Ein Einsatz, der bisweilen sogar in eine Art Flüchtlingsfetischismus ausartet, der Flüchtlingsschlepper-Boote und Rettungswesten zum neuen Anbetungsobjekt macht. Flüchtlingsboote, die auf fatale Weise an das goldene Kalb erinnern. Wobei wir schon beim eigentlichen Motiv dieses Eisatzes wären: Dem Mammon.

Und zwar wirkt die Geldgier der Kirchenmänner gleich zwei mal richtungsgebend bei dieser Art des Engagements:

♦ Zum einen hilft das fast aufdringlich anbiedernde Mitsingen im Refugees-welcome-Kult mit, sich bei den gerade Mächtigen so anzudienen, dass diese die Milliarden, die der Staat den Kirchen über Kirchensteuern und weitere Zahlungen zuschaufelt, auch weiter erhalten bleiben.

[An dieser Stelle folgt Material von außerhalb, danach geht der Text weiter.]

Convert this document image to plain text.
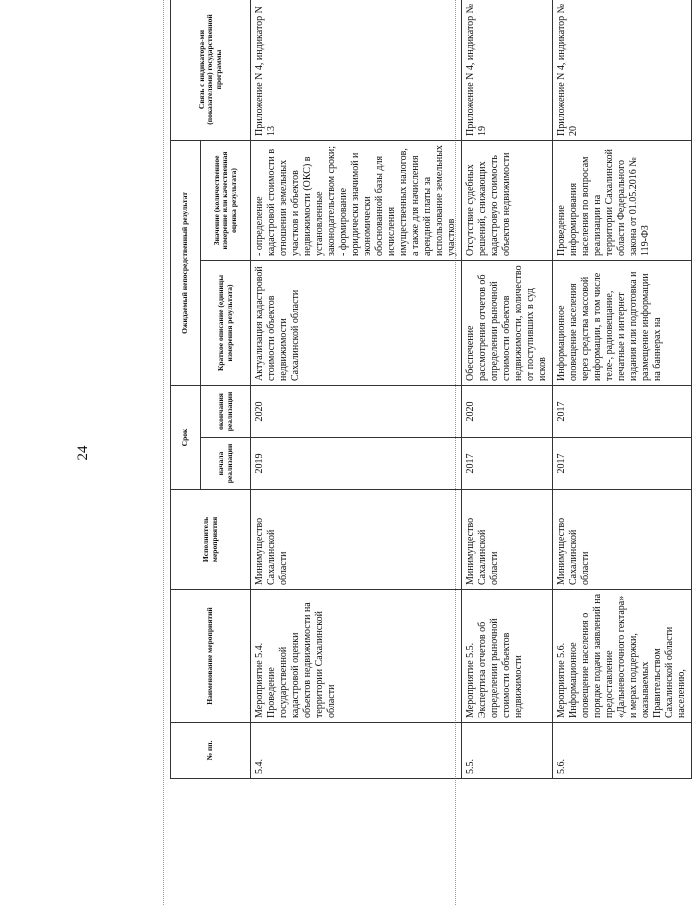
24
№ пп.	Наименование мероприятий	Исполнитель мероприятия	Срок		Ожидаемый непосредственный результат		Связь с индикатора-ми (показателями) государственной программы
			начала реализации	окончания реализации	Краткое описание (единицы измерения результата)	Значение (количественное измерение или качественная оценка результата)	
5.4.	Мероприятие 5.4. Проведение государственной кадастровой оценки объектов недвижимости на территории Сахалинской области	Минимущество Сахалинской области	2019	2020	Актуализация кадастровой стоимости объектов недвижимости Сахалинской области	- определение кадастровой стоимости в отношении земельных участков и объектов недвижимости (ОКС) в установленные законодательством сроки; - формирование юридически значимой и экономически обоснованной базы для исчисления имущественных налогов, а также для начисления арендной платы за использование земельных участков	Приложение N 4, индикатор N 13
5.5.	Мероприятие 5.5. Экспертиза отчетов об определении рыночной стоимости объектов недвижимости	Минимущество Сахалинской области	2017	2020	Обеспечение рассмотрения отчетов об определении рыночной стоимости объектов недвижимости, количество от поступивших в суд исков	Отсутствие судебных решений, снижающих кадастровую стоимость объектов недвижимости	Приложение N 4, индикатор № 19
5.6.	Мероприятие 5.6. Информационное оповещение населения о порядке подачи заявлений на предоставление «Дальневосточного гектара» и мерах поддержки, оказываемых Правительством Сахалинской области населению,	Минимущество Сахалинской области	2017	2017	Информационное оповещение населения через средства массовой информации, в том числе теле-, радиовещание, печатные и интернет издания или подготовка и размещение информации на баннерах на	Проведение информирования населения по вопросам реализации на территории Сахалинской области Федерального закона от 01.05.2016 № 119-ФЗ	Приложение N 4, индикатор № 20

♦ Zum anderen sorgt dieses Engagement für ganz neue Einnahmequellen, die den bereits vorhandenen Reichtum noch einmal kräftig mehren. Menschen, die viel Geld haben, kennen dies ja: Der Hunger wird immer größer, je mehr man davon „isst“. Und der Teufel scheißt immer auf die gleichen Haufen.

Letzeren Aspekt beleuchtet nun der Blog von Vera Lengsfeld in einem Gastbeitrag von Wolfgang Schimank genauer. Unter dem Titel „Die Flüchtlingsgewinnler: Caritas und Diakonie“ wird detailliert aufgezeigt, welche Unsummen die Kirchen mit ihrem Flüchtlinges-Engagement verdienen:

„Wer sich wundert, warum sich Kardinal Marx und Bischof Bedford-Strohm vehement für „Flüchtlinge“, aber wenig für ihre verfolgten, mit dem Tod bedrohten Glaubensbrüder einsetzen, dem ist vielleicht nicht bewußt, dass sich Caritas und Diakonie seit Beginn der Flüchtlingskrise im Jahre 2015 eine goldene Nase verdienen.“

Wer die Ausführungen Schimanks gelesen hat, dem bleibt nach der Lektüre der Einduck, dass die Verkommenheit der Kirche, gegen die der in diesem Jahr besonders kräftig gefeierte Martin Luther einst anging, sich heute in beiden großen Kirchen in Deutschland ins Hundertfache gesteigert hat.

Statt Ablässen beim Besuch der Heiligenreliquien und dem Klingen der Dukaten im Klingelbeutel, gibt es jetzt den Wohlfühl-Bessermenschenbonus beim Beweihräuchern von Flüchtlingsbooten und Rettungswesten. Und so richtig dann, wenn die Gelder in die Taschen der hochwürdigen Herren und ihrer Kurien fließen.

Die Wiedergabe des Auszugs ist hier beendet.